In a further twist, the CDC also reported that the gastrointestinal virus on the Explorer of the Seas, which it identified as the GII.4 Sydney strain, was relatively new.
Amid these outbreaks, which often happen in the glare of the media spotlight, several questions have emerged about such diseased cruises. Who’s to blame for them? What are passengers owed when half a ship is quarantined? And can an infection be prevented?
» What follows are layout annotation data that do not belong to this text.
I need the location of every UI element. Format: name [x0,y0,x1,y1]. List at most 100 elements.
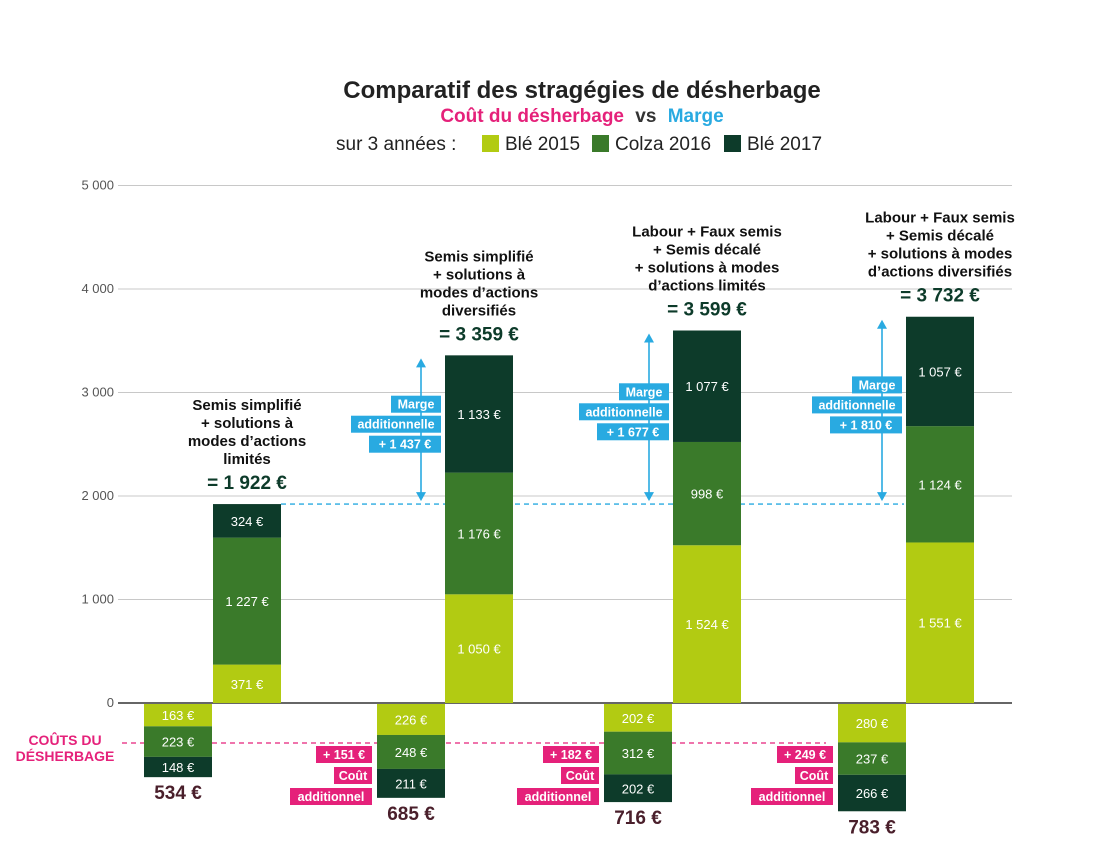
subtitle-vs-label: vs [635,106,656,127]
cost-segment-label: 237 € [856,752,889,767]
arrow-head-up-icon [644,333,654,343]
legend-swatch-2 [724,135,741,152]
margin-bar-segment [673,441,741,546]
strategy-total-label: = 3 732 € [900,286,980,307]
cost-bar-segment [604,774,672,803]
extra-cost-tag [334,767,372,784]
y-tick-label: 2 000 [81,488,114,503]
cost-segment-label: 226 € [395,712,428,727]
extra-margin-tag-label: additionnelle [585,405,662,419]
margin-bar-segment [906,426,974,543]
cost-bar-segment [377,768,445,798]
strategy-title-line: d’actions diversifiés [868,264,1012,281]
cost-bar-segment [144,756,212,778]
strategy-title-line: + Semis décalé [653,242,761,259]
extra-cost-tag [517,788,599,805]
strategy-total-label: = 3 359 € [439,324,519,345]
cost-segment-label: 248 € [395,745,428,760]
extra-margin-tag-label: + 1 810 € [840,418,893,432]
strategy-title-line: Semis simplifié [424,248,533,265]
strategy-title-line: diversifiés [442,302,516,319]
extra-cost-tag-label: + 249 € [784,748,826,762]
cost-segment-label: 266 € [856,786,889,801]
extra-margin-tag [597,423,669,441]
strategy-title-line: Semis simplifié [192,397,301,414]
chart-title: Comparatif des stragégies de désherbage [343,77,821,104]
extra-margin-tag [852,376,902,394]
legend-swatch-0 [482,135,499,152]
margin-bar-segment [445,355,513,473]
y-tick-label: 4 000 [81,281,114,296]
margin-segment-label: 1 524 € [685,617,729,632]
cost-total-label: 685 € [387,804,435,825]
extra-cost-tag-label: Coût [566,769,595,783]
extra-margin-tag [619,383,669,401]
cost-segment-label: 280 € [856,716,889,731]
margin-bar-segment [673,545,741,703]
cost-axis-label-line-1: COÛTS DU [28,731,101,748]
legend-label-0: Blé 2015 [505,134,580,155]
cost-bar-segment [838,704,906,743]
margin-segment-label: 371 € [231,677,264,692]
margin-segment-label: 1 133 € [457,407,501,422]
margin-bar-segment [213,537,281,665]
subtitle-cost-label: Coût du désherbage [440,106,624,127]
cost-bar-segment [604,704,672,732]
legend: sur 3 années : Blé 2015 Colza 2016 Blé 201… [336,134,822,155]
extra-margin-tag-label: Marge [626,385,663,399]
margin-bar-segment [213,504,281,538]
margin-segment-label: 324 € [231,514,264,529]
arrow-head-up-icon [877,319,887,329]
extra-margin-tag-label: additionnelle [818,398,895,412]
extra-cost-tag-label: Coût [800,769,829,783]
margin-bar-segment [445,594,513,703]
cost-total-label: 783 € [848,817,896,838]
margin-segment-label: 1 057 € [918,364,962,379]
cost-bar-segment [838,774,906,812]
cost-bar-segment [377,734,445,769]
extra-cost-tag-label: additionnel [759,790,826,804]
strategy-title-line: + solutions à modes [635,260,780,277]
cost-bar-segment [144,704,212,727]
margin-segment-label: 1 176 € [457,526,501,541]
cost-bar-segment [144,726,212,757]
cost-segment-label: 312 € [622,746,655,761]
chart-subtitle: Coût du désherbage vs Marge [440,106,723,127]
extra-margin-tag [812,396,902,414]
extra-margin-tag [369,435,441,453]
legend-prefix: sur 3 années : [336,134,456,155]
strategy-title-line: + Semis décalé [886,228,994,245]
extra-cost-tag [777,746,833,763]
cost-segment-label: 223 € [162,735,195,750]
margin-segment-label: 1 227 € [225,594,269,609]
margin-segment-label: 1 124 € [918,477,962,492]
extra-cost-tag-label: + 151 € [323,748,365,762]
margin-segment-label: 1 551 € [918,616,962,631]
cost-axis-label-line-2: DÉSHERBAGE [16,748,115,764]
extra-cost-tag [543,746,599,763]
margin-bar-segment [673,330,741,442]
extra-cost-tag [316,746,372,763]
strategy-title-line: Labour + Faux semis [632,224,782,241]
margin-bar-segment [906,542,974,703]
arrow-head-down-icon [877,492,887,502]
strategy-title-line: Labour + Faux semis [865,210,1015,227]
bars: 371 € 1 227 € 324 € 163 € 223 € 148 € 1 050 € 1… [144,316,974,812]
annotations: 534 €= 1 922 €Semis simplifié+ solutions… [154,210,1015,839]
legend-label-2: Blé 2017 [747,134,822,155]
y-tick-label: 0 [107,695,114,710]
extra-margin-tag [351,415,441,433]
margin-segment-label: 1 077 € [685,379,729,394]
legend-swatch-1 [592,135,609,152]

It seems that the only absolutely certain way to stay uninfected is to stay home. There’s no vaccine to protect you from norovirus, and simply applying a dab of antibacterial gel before eating at the buffet won’t cut it, say experts. Washing your hands frequently with soap and warm water and minding what you touch can help prevent an infection, but it’s no guarantee.
“It goes back to the adage our parents and teachers drummed into us,” says Susan Rehm, vice chairman of the Cleveland Clinic’s Department of Infectious Disease. “Wash your hands and keep them away from your face.”
Cruise insiders insist that the odds of getting sick are negligible. “Infection rates are very low when compared to rates on land,” says Mike McGarry, a spokesman for the Cruise Lines International Association (CLIA), a trade association for the cruise industry.
Last year, the CDC reported only seven confirmed norovirus outbreaks, which came to just 1,238 total afflicted passengers worldwide, or 0.0059 percent of 21 million cruise passengers. In 2012, the agency reported 16 norovirus outbreaks on ships.